The downtime for these services depends on the cumulative time required for the nodes, pods, and the RDS instance to start and become operational.
- Cloudera Data Engineering jobs and services behavior during idbroker node failures
- Cloudera Data Engineering jobs remain resilient during an AZ failure. After the failure, the Spark driver reroutes to an alternate region URL.
- Cloudera Data Engineering Spark jobs behavior during Spark driver AZ failure
- From an RDS perspective, Cloudera Data Engineering jobs, Spark, and Airflow remain resilient, successfully enduring multiple reboots in both single and multiple AZ modes.
Limitations
Cloudera has not performed an end-to-end testing of the AZ failure scenario. The initial analysis indicates that Cloudera Data Engineering cannot fully support multiple AZ.
- Spark driver is not resilient to AZ failure
- Apache Spark jobs might fail if the Spark driver pod is stopped during a node failure, as the Spark driver maintains the job state and coordination. In such cases, you need to restart the job manually or leverage retry mechanisms using Apache Airflow. However, when employing the retry mechanism, you need to wait until the API server and Livy restarts. Cloudera needs to further investigate and test multiple AZ failure scenarios using tools, such as Amazon FIS. For more information, see Simulating Kubernetes-workload AZ failures with AWS Fault Injection Simulator in the AWS documentation.

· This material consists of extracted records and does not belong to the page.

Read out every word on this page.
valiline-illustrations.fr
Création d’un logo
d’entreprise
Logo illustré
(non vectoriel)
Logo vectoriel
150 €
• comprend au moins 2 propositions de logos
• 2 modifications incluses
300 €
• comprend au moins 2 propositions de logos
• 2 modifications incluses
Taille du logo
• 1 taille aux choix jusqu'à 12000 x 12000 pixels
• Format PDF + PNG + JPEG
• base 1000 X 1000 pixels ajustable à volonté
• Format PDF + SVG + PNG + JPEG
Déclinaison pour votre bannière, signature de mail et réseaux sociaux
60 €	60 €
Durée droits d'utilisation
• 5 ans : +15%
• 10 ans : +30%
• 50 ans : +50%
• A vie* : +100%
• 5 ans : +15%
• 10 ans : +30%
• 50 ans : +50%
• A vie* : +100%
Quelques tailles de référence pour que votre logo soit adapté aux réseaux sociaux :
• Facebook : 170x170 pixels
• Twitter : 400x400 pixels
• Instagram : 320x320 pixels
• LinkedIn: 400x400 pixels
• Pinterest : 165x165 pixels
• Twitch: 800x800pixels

- Cloudera Data Engineering jobs and services, especially tgt generation, behavior during FreeIPA node failures
-
- Single AZ failure: jobs run seamlessly in the event of a single AZ failure.
- Dual AZ failure: when two AZs fail simultaneously, the following issues arise:
- Job submissions temporarily fail due to DNS caching.
- While new job submissions eventually succeed, jobs remain stuck in the
STARTING
phase. Tgtgen
pods fail with connection errors.
Recovery: recovery occurs once the affected AZs are restored. However, jobs that were stalled during the failure do not transition back to
RUNNING
state. - Limitation of AWS Elastic Compute Cloud (EC2)
- The Cloudera shared infrastructure node group is currently
restricted to a single AZ, due to historical reasons. The YuniKorn scheduler is created
without multiple AZ support, and if the AZ with YuniKorn fails, the cluster may become
inoperable.
While it is possible to override this limitation within the Cloudera Data Engineering code during cluster requests by creating the Cloudera shared infrastructure node group ASG directly, Cloudera does not recommend it due to the complexities involved with specifying defaults.
- Data Lake failover
- As Cloudera Data Lake supports multiple AZ, if the
endpoints of any of the services change during failover, Cloudera Data Engineering
might not be able to adapt to the new endpoints. For example,
tgtGen
may not be able to fetchtgt
if the Data Lake fails over. The tgt service is responsible for generating Kerberos tickets. One particular scenario is if the CM node (Data Lake node managed by Cloudera Manager) falls into the failed AZ, the CM is unhealthy, which results in failedtgt
generation.
Conclusion
While the individual cloud components are compatible with multiple AZs and can fail over, there are limitations, such as Spark pods, Cloudera shared infrastructure node group, and Data Lake connections that do not work as expected in failover cases.